Лансере начал рассказ, а мы сидели и не спускали глаз со стрелки, стоящей на месте, и точки, спокойно светившей в центре экрана.
Рассказ оказался коротким. Двенадцать лет назад школьник Леонид Богачев струсил. Он взобрался по пожарной лестнице на восьмой этаж — всего-навсего — и... не мог спуститься. То ли боязнь высоты, то ли головокружение, то ли страх приковали его руки к металлическим поручням. Он стоял бледный и не мог сдвинуть даже ногу, поставленную на ступеньку. Так, закоченелого, его сняли, втащили на ближайший балкон. Он отошел не сразу.
Мальчишки, товарищи, шалуны, лазившие по лестнице вверх и вниз, как обезьяны, высмеяли Леонида.

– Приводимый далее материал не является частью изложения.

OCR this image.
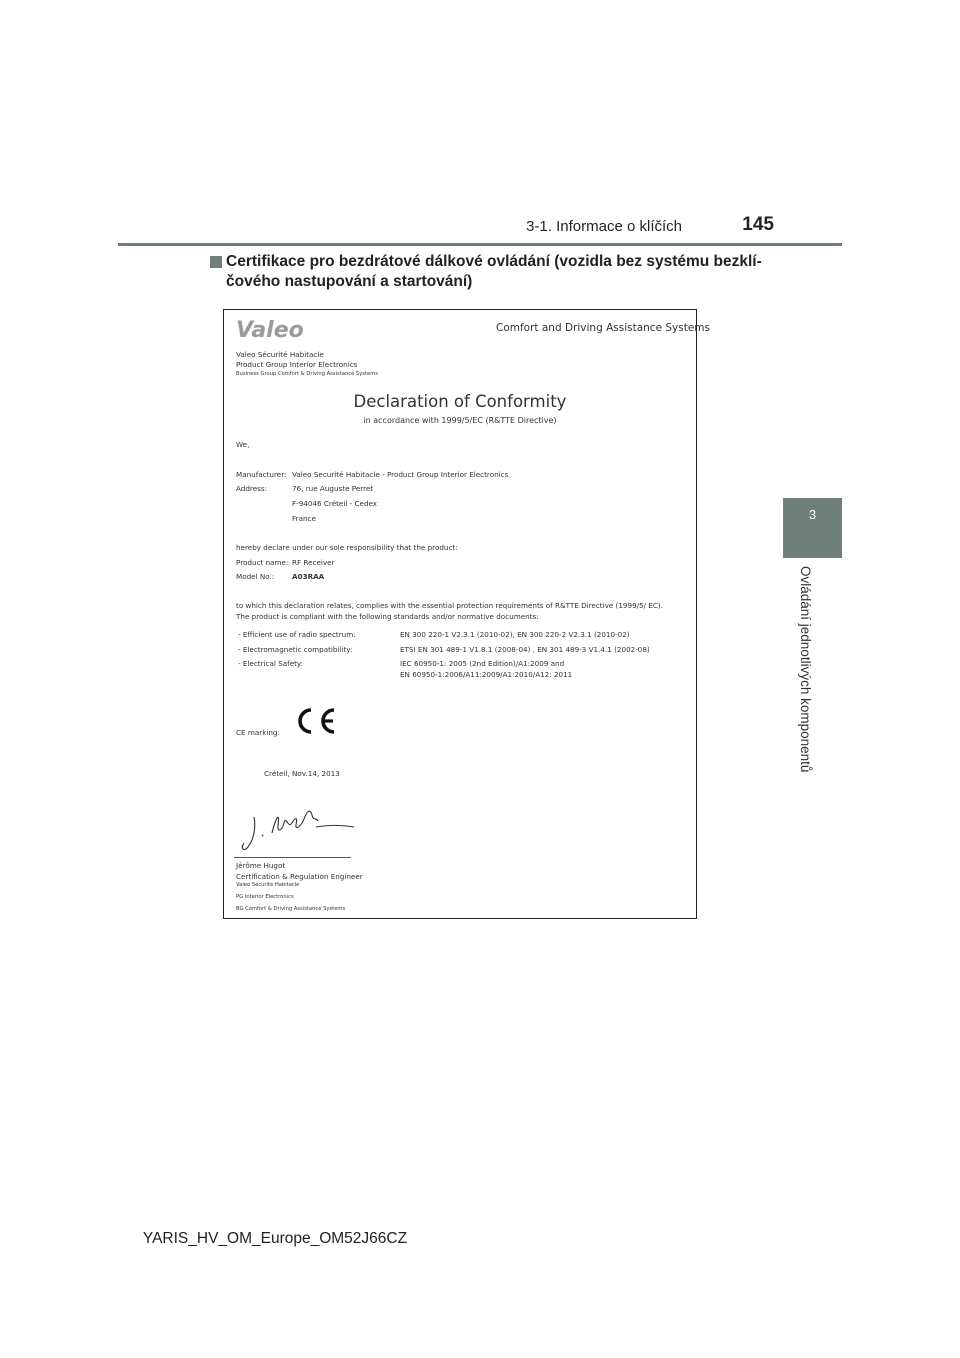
3-1. Informace o klíčích	145
3
Ovládání jednotlivých komponentů
Certifikace pro bezdrátové dálkové ovládání (vozidla bez systému bezklíčového nastupování a startování)
Valeo	Comfort and Driving Assistance Systems
Valeo Sécurité Habitacle
Product Group Interior Electronics
Business Group Comfort & Driving Assistance Systems
Declaration of Conformity
in accordance with 1999/5/EC (R&TTE Directive)
We,
Manufacturer: Valeo Securité Habitacle - Product Group Interior Electronics
Address:	76, rue Auguste Perret
F-94046 Créteil - Cedex
France
hereby declare under our sole responsibility that the product:
Product name: RF Receiver
Model No.: A03RAA
to which this declaration relates, complies with the essential protection requirements of R&TTE Directive (1999/5/ EC).
The product is compliant with the following standards and/or normative documents:
- Efficient use of radio spectrum:	EN 300 220-1 V2.3.1 (2010-02), EN 300 220-2 V2.3.1 (2010-02)
- Electromagnetic compatibility:	ETSI EN 301 489-1 V1.8.1 (2008-04) , EN 301 489-3 V1.4.1 (2002-08)
- Electrical Safety:	IEC 60950-1: 2005 (2nd Edition)/A1:2009 and
EN 60950-1:2006/A11:2009/A1:2010/A12: 2011
CE marking:
Créteil, Nov.14, 2013
Jérôme Hugot
Certification & Regulation Engineer
Valeo Sécurité Habitacle
PG Interior Electronics
BG Comfort & Driving Assistance Systems
YARIS_HV_OM_Europe_OM52J66CZ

Через два месяца, во время экскурсии в горах, Леонид забрался на скалу, на которую не отваживались влезать даже самые отчаянные из озорников. Он стоял бледный, скрестив руки, и смотрел вниз, словно полководец перед решающим сражением. Мальчишки замерли. Но тут группа туристов, очутившаяся по соседству, бросилась спасать Леонида. Скалолазы штурмовали вершину с трех сторон, отрезая Леониду все пути к спуску. Когда двое из них ворвались на узкую площадку, куда они загнали Леонида, он стоял, в отчаянии закрыв лицо руками.
— Мальчик, не бойся, — сказал первый, опустив руку ему на плечо. Второй уже разматывал веревку, подвешенную к поясу. На веревке его спустили вниз.
— С тех пор Богачев совершил еще три отчаянных, бесшабашных поступка, — сказал Лансере. — Каждый раз его спасали. Понимаете, он один раз должен был выйти победителем сам. Чтобы вернуть уважение к себе. Все двенадцать лет ему не удавалось сделать это.